On the mornings he went fishing Beth rose late into a house as empty and quiet as a tomb. Despite the quiet she sometimes put in earplugs and moved around the house listening to nothing but the inner sounds of her own breathing and pulse. It was like being a ghost. She liked the idea of the houses we live in becoming our tombs. She said to the others, out at the bar:
“When we died they could just seal it off.”
Julie and May liked the idea.
“Like the pharaohs,” May said.
“Except I wouldn’t want to build a special house for it,” Beth said. “Just seal off the old one, it’ll be paid for.”
“Not mine,” May said. She tried to insert the end of a new cigarette into a cheap amber holder she’d bought at the convenience store, but dropped the cigarette onto the floor. She looked at the cigarette for a moment, then set the holder down on the table and pushed her hands into her hair and held her head there like that.
“And they shut up all your money in there, too,” Beth said. “Put it all in a sack or something, so you’ll have plenty in the afterlife, and they’d have to put some sandwiches in there. Egg salad.”

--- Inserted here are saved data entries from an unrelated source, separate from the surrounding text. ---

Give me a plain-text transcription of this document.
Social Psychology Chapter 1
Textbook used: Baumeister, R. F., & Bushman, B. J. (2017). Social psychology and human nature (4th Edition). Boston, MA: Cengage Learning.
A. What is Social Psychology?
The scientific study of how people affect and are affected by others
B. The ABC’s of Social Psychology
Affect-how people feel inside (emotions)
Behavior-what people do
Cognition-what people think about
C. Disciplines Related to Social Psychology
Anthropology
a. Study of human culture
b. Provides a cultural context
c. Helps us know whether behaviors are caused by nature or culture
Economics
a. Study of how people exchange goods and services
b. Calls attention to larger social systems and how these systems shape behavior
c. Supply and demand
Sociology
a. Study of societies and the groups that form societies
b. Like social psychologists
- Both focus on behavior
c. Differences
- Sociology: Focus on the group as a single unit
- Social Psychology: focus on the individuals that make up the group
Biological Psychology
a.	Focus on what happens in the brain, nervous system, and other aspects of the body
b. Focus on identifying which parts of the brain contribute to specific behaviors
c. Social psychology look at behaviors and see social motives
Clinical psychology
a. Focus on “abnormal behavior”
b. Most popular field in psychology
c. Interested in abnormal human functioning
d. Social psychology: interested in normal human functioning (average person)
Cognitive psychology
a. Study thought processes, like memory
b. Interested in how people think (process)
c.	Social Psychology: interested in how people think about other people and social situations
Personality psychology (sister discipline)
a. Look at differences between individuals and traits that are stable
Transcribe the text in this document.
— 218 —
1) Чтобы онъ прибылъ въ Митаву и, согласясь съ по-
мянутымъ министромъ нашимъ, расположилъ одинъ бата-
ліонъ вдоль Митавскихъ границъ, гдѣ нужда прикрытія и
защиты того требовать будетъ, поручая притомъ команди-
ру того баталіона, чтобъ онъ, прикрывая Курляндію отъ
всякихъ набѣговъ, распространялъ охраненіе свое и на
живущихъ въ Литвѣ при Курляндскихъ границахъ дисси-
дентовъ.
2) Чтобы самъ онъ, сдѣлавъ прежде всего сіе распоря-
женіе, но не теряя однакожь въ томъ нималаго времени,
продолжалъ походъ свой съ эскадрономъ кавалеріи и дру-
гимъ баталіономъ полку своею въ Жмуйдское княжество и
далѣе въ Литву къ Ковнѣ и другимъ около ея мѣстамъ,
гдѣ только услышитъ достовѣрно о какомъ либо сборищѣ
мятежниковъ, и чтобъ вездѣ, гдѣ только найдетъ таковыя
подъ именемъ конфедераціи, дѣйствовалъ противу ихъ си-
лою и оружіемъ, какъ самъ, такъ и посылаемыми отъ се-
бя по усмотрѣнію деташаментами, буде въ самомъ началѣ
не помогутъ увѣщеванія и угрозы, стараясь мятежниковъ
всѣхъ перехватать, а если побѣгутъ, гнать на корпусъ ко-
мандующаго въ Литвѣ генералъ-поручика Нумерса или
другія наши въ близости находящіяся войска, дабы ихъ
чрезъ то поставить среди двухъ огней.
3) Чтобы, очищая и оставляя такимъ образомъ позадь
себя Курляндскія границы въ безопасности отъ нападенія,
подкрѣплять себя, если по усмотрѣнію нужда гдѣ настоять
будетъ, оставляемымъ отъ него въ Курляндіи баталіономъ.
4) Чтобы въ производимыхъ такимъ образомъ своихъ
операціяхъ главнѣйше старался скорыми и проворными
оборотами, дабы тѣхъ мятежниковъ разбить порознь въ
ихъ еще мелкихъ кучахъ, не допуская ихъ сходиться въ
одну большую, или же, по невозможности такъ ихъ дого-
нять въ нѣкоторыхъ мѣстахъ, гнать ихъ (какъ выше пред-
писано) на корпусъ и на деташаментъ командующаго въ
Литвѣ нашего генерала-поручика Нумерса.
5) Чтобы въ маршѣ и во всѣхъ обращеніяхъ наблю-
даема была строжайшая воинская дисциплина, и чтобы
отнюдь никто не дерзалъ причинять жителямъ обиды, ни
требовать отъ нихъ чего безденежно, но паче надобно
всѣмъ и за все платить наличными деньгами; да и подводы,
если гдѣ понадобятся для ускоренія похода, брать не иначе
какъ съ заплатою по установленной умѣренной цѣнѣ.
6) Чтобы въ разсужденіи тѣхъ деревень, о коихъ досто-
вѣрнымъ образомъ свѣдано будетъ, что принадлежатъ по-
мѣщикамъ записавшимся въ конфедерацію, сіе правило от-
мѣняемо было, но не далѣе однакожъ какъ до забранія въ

“And your car,” Julie said, “and rubbers, big ones. Nothing but the big hogs for me in the afterlife.”
“Is it heaven,” May said, “if you still have to use rubbers?”
“Camel,” Beth said.
“Lucky,” May said.
Julie doled them out. When they were in the bars, when they smoked, it was nonfiltered Camels and Luckies.
THEY WENT TO THE Chukker and listened to a samba band, the one with the hig
h-voiced French singer. Beth danced with a student whose stiff hair stood like brown pampas grass above a headband, shaved below. Then a tall, lithe woman she knew only as Gazella cut in and held her about the waist as they danced, staring into her eyes.
“What’s your name?”
“Beth.”
Gazella said nothing else, but gazed frankly at her without flirtation or any other emotion Beth could identify, just gazing at her. Beth, unable to avert her own gaze, felt as exposed and transparent as a glass jar of emotional turmoil, as if the roil and color of it were being divined by this strange woman. Then the song stopped. Gazella kissed her on the cheek, and went back to the bar. Watching her, Beth knew only one thing: she wished she looked like Gazella, a nickname bestowed because the woman was so lithe, with a long neck and an animal’s dispassionate intelligence in her eyes. Powerful slim hips that rolled when she moved across the room. And like an animal, she seemed entirely self-reliant. Didn’t need anyone but herself.
She looked around. The pampas grass boy was dancing with someone else now, a girl wearing a crew cut and black-rimmed eyeglasses with lenses the size and shape of almonds. Beth went back to the table. Julie and May raised their eyebrows, moved them like a comedy team, in sync, toward Gazella. May had the cigarette holder, a Lucky burning at its end, clamped in her bared teeth. Then the two of them said the name, Gazella, in unison, and grabbed each other by the arm, laughing.
Beth said, “I was just wondering when was the last time y’all fucked your husbands?” May and Julie frowned in mock thought. May pulled out her checkbook and they consulted the little calendars on the back of the register. “There, then,” Julie said, circling a date with her pen.